A lack of transparency regarding a breach can have severe consequences, especially when considering the proposed SEC rules. These proposed rules would require a company to notify customers (and other at-risk parties) within 96 hours of a material breach, along with the disclosure of senior management’s role in cybersecurity risks.  

The proposal is an indicator that there is an increased expectation that company executives should play a role in cyber security risk management. This will likely lead to the thought that if a breach occurs, the quality of response will also rest more on executive’s shoulders. 

Even if the SEC doesn’t move forward with the rule, there are still instances that show delaying or attempting to avoid transparency can be costly

In addition, the FTC already has provided guidance on the legal requirements for businesses after a breach.  These include the requirements to notify certain entities in the event of a breach, which varies by state and business type. 

Negative implications may come with admitting to a breach, but delaying notifying consumers may make manageable consequences insurmountable.  

Prepare for the worst to avoid the worst

The first step in data breach preparedness is having a plan in place for both early breach detection and response. Establishing a relationship with an enterprise oriented cybersecurity platform prior to a breach is essential for preparedness and response alike. Not only will this help prevent breaches from occurring, but it will be something your company can point to as proof that you have taken steps to protect customer information in the event of a breach. 

Timing is key

You have an obligation to inform consumers that there has been a breach and explain what you’re doing to protect them. As word gets out about the breach, you will want evidence that you have already taken steps to mitigate harm to anyone who may have been affected by it.

Protect what you can

Breaches can have far reaching consequences that deeply impact customers. Providing individuals with compromised information privacy protection or credit monitoring services can give them the tools needed to limit further problems. 

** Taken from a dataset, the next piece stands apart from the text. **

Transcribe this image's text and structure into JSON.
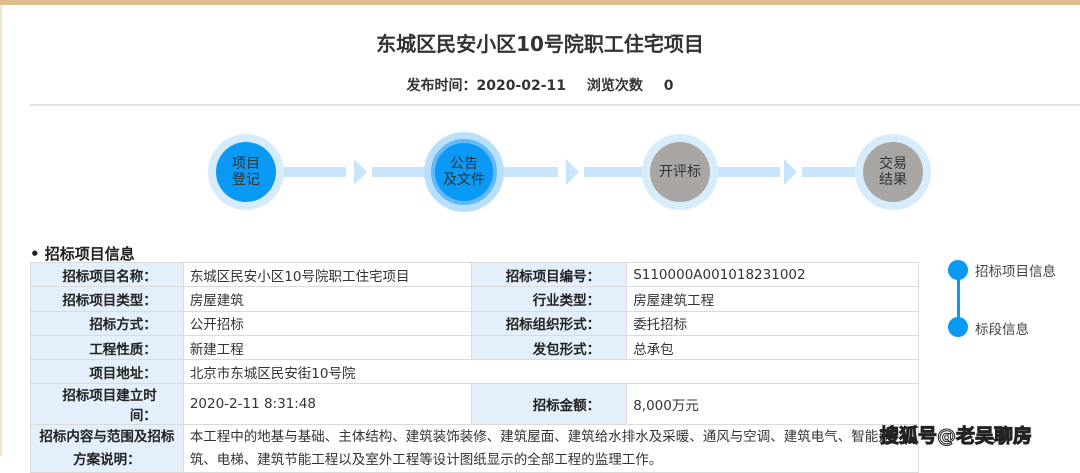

Providing resources for customers to contact if they experience issues related to the breach can help you identify any new developments. Customers need to feel heard and valued post breach, and this can be an effective way to provide them with a voice as events unfold.

What you do in the wake of a data breach can have lasting consequences on your brand and image

While no company is breach immune, coming forward about a breach is easier when you can show your company hasn’t been negligent in preparing for one. With a breach response plan in place, you can point to a road map to reassure customers that you have the situation under control.